Defense Secretary Robert Gates announced Thursday he will cut $78 billion from the Pentagon's budget in the next five years — money that will come from shrinking the military's ground force, increasing health care premiums for troops and other politically unpopular cost-saving measures.
The plan also identifies a separate $100 billion in savings, including the cancellation of a $14 billion amphibious Marine vehicle.
However, the services will be allowed to reinvest that money in new weapon systems and programs that benefit troops, he said.
The move is part of a broader effort to trim fat from the military's mammoth half-trillion annual budget in light of the nation's ballooning deficit.
"We are not exempt from scrutiny and being asked to figure out what we are doing with less dollars," Gates told reporters.
But parts of the plan are likely to run into serious opposition from Congress. Lawmakers have fought past proposals to increase health care premiums and cut weapons programs that produce jobs in their states.
At the same time, many newly elected lawmakers are Tea Party activists and anti-war Democrats say the Defense Department isn't doing enough to scale back.
The Defense Department represents the largest portion of the federal government's discretionary budget.
The final plan calls for $553 billion spent in 2012 — $13 billion less than the Pentagon wanted, but still representing 3 percent in real growth.

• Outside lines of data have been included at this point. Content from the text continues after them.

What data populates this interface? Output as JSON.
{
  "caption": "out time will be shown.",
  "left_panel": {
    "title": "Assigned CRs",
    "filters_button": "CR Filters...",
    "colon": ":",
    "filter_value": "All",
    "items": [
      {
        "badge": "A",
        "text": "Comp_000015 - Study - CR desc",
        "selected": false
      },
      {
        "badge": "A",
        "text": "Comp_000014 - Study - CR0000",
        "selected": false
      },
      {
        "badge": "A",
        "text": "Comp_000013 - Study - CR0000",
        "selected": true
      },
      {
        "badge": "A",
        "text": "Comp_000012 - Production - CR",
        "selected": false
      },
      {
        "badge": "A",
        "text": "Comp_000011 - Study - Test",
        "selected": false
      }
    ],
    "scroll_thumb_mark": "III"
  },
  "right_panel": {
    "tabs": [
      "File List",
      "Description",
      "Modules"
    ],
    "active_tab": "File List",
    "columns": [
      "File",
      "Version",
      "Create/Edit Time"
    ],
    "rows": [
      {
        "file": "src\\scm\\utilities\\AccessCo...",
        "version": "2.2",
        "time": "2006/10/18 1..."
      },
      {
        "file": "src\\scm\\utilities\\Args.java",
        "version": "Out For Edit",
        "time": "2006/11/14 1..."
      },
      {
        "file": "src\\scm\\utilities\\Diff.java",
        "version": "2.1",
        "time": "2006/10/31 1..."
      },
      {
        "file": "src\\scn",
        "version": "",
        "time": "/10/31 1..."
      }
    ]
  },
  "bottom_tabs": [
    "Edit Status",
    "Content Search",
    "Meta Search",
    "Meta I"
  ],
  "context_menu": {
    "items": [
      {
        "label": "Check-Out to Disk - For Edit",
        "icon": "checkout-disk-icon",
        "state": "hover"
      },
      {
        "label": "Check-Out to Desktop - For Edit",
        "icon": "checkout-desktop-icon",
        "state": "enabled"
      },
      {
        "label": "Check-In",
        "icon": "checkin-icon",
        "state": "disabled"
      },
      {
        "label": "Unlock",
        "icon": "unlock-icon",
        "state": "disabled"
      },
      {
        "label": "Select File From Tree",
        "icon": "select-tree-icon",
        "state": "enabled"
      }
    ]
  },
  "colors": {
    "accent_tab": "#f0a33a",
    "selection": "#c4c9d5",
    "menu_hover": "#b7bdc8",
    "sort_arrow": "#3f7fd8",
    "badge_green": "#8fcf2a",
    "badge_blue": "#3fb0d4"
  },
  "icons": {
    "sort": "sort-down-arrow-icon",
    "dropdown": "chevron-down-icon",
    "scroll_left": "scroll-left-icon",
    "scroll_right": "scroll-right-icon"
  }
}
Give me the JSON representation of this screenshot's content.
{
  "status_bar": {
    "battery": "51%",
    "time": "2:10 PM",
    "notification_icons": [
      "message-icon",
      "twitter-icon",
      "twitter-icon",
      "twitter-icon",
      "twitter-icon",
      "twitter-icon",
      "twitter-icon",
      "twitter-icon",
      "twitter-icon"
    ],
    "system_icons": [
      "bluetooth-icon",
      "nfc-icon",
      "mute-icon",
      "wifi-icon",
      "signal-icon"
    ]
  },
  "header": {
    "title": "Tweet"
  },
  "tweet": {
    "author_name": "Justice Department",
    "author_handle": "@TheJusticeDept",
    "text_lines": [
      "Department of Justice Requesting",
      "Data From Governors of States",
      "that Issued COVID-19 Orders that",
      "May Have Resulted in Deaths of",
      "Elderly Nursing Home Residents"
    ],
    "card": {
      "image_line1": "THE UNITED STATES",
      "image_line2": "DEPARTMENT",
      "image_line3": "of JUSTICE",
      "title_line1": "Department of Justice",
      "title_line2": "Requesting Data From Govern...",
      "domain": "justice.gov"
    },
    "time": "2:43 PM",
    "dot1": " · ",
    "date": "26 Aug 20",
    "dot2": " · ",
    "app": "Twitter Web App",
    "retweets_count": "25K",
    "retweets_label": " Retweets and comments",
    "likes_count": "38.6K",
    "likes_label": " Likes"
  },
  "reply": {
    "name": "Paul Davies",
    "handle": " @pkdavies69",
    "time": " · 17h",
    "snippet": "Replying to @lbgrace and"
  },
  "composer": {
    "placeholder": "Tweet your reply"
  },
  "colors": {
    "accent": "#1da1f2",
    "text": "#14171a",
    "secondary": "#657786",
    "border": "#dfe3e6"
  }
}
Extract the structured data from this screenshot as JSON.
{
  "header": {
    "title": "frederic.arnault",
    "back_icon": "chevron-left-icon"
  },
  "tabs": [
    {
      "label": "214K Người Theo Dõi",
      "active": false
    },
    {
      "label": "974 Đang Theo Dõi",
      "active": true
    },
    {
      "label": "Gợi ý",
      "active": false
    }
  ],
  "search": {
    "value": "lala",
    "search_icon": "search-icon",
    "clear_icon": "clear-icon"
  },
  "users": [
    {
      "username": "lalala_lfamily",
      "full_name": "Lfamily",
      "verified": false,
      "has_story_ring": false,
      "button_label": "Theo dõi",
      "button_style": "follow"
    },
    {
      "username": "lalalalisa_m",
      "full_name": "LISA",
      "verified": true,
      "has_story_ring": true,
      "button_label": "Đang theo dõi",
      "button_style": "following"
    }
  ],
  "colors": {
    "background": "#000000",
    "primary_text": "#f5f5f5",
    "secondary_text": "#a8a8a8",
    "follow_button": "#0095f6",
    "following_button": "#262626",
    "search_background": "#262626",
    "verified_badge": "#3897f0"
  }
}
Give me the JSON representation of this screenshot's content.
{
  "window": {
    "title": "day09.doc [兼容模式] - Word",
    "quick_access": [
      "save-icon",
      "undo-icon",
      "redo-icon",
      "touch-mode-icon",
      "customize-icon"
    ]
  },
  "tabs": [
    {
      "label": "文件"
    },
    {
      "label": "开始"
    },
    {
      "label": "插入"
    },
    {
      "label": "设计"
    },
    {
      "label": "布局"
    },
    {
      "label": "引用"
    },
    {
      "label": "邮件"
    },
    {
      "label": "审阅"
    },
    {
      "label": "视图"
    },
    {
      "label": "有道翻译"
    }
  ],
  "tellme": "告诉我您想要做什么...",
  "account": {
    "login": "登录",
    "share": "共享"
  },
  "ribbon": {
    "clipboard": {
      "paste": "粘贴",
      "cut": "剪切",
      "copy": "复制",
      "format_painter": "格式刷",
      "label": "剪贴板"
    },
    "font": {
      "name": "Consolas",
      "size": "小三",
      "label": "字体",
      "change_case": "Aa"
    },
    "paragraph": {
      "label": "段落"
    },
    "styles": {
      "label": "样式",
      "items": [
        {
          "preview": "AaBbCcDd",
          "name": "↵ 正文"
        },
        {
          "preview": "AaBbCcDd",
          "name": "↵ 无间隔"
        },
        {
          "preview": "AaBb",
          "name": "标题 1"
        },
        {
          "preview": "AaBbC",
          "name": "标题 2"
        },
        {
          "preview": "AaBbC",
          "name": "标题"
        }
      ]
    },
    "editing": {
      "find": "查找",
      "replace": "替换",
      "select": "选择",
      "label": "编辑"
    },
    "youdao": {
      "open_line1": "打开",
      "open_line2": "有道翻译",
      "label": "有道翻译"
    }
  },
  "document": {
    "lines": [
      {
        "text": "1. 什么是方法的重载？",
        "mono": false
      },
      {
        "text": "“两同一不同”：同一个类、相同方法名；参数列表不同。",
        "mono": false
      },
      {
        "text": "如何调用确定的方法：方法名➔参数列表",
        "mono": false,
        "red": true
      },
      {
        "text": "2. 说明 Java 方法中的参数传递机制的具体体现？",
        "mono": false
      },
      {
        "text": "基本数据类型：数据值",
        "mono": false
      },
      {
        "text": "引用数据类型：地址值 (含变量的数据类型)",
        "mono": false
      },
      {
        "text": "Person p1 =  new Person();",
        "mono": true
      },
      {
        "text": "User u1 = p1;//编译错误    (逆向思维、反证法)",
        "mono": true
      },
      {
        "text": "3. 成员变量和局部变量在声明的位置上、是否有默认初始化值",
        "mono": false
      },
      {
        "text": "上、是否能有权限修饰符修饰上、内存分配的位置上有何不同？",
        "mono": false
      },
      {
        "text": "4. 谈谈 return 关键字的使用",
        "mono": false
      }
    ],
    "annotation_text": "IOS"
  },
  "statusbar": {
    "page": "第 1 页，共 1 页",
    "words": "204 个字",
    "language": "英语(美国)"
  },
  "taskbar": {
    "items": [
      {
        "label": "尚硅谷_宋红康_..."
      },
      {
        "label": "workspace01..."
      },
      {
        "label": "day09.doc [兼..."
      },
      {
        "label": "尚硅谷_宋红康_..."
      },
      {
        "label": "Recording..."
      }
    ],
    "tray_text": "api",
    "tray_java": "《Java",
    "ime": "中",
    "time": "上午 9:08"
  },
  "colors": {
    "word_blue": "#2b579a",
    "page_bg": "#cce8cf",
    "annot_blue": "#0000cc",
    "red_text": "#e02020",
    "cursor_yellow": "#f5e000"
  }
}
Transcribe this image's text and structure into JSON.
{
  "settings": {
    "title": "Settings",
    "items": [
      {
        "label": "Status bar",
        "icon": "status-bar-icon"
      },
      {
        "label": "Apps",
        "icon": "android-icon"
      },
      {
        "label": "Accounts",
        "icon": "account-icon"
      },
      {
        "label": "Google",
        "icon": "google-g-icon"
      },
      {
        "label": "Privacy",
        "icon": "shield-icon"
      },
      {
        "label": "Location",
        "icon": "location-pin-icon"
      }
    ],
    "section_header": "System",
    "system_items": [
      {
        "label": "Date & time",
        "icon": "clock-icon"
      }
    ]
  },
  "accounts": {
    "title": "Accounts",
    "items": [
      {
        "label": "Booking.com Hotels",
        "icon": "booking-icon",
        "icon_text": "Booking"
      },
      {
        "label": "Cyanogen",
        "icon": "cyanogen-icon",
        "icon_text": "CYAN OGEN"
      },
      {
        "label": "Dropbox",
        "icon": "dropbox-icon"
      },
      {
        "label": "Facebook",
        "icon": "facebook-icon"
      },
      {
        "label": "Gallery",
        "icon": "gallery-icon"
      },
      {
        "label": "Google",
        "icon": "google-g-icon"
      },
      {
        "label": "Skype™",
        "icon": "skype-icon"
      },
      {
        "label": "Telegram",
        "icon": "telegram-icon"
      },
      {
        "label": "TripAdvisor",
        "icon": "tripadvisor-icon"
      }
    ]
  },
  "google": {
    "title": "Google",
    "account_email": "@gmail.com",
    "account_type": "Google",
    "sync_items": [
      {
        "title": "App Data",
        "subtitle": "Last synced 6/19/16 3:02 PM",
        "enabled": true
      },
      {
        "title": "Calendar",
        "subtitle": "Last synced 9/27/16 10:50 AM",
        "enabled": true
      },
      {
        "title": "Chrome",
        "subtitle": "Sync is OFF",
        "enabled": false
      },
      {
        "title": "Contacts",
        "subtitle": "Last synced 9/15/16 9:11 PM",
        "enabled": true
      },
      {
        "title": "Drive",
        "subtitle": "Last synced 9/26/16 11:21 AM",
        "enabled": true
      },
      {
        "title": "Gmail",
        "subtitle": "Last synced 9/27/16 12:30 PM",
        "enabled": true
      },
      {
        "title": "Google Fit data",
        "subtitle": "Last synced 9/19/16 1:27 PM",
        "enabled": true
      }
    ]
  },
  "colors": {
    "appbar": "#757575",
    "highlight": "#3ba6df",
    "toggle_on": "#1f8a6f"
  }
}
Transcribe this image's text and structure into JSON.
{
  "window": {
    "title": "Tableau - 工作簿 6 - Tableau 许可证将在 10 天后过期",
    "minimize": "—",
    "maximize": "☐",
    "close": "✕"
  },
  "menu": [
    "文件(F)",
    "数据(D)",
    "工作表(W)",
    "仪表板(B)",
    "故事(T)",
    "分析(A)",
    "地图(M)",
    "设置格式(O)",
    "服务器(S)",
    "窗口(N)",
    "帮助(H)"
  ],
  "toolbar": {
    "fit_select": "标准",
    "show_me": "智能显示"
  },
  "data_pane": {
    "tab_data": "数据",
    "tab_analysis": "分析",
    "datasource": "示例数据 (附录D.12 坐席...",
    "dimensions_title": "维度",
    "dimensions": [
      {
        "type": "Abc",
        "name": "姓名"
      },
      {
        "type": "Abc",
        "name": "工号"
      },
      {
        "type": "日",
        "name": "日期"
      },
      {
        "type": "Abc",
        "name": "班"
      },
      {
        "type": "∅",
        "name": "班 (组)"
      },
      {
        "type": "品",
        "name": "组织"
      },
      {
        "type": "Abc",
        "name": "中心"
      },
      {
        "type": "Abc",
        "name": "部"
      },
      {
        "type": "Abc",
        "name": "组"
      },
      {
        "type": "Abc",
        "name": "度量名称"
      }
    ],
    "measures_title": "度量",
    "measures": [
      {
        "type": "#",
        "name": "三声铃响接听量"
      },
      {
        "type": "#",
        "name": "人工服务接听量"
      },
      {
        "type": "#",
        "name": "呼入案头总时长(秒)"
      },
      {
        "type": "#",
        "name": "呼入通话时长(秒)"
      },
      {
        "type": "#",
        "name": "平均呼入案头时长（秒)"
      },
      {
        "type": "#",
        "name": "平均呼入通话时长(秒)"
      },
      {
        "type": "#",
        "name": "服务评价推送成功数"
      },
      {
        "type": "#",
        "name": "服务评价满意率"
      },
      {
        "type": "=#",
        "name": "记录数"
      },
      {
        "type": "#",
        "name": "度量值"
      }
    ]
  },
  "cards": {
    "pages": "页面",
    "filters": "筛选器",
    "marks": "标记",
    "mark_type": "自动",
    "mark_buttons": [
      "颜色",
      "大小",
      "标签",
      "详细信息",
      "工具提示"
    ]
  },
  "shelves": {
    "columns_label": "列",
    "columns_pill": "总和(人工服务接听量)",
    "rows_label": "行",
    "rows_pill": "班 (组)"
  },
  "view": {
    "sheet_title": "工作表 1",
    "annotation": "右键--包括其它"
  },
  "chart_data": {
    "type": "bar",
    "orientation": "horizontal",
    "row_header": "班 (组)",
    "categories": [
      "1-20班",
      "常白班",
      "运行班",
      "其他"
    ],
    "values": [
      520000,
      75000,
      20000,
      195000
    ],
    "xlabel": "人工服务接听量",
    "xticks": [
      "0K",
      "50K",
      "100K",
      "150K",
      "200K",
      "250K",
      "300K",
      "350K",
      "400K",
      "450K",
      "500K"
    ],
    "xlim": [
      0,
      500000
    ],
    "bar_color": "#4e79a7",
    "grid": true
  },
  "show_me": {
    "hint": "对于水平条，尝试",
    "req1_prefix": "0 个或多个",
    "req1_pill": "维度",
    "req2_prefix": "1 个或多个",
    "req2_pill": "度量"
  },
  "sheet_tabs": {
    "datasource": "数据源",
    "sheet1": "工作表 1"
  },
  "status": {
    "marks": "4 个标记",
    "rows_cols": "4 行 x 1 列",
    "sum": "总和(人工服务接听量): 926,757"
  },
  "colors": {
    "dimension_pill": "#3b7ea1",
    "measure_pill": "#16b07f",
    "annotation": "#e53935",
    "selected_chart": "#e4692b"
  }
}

"Those who feel we've gone too far and those who feel we've gone far enough," Gates said. "My view is we've got it about right."
Adm. Michael Mullen, chairman of the Joint Chiefs of Staff, said he and the service chiefs are fully supportive of the plan.
Under pressure to rein in deficit spending, the White House has told the Defense Department it must cut $78 billion from its budget plan covering 2012 through 2016. Gates agreed, but insisted that topline reductions not happen until 2015 when presumably the war in Afghanistan will end.
Afghan President Hamid Karzai has said that it plans to take control of security in its country by the end of 2014.
After that, the plan would be to let go of 27,000 Army soldiers and up to 20,000 Marines to save as much as $6 billion.
Mullen called the reduction in force size modest and "well within the risk envelope."
Gates said he expects to save some $7 billion by reforming the military's health care system known as Tricare, including an increase to premiums paid by military families.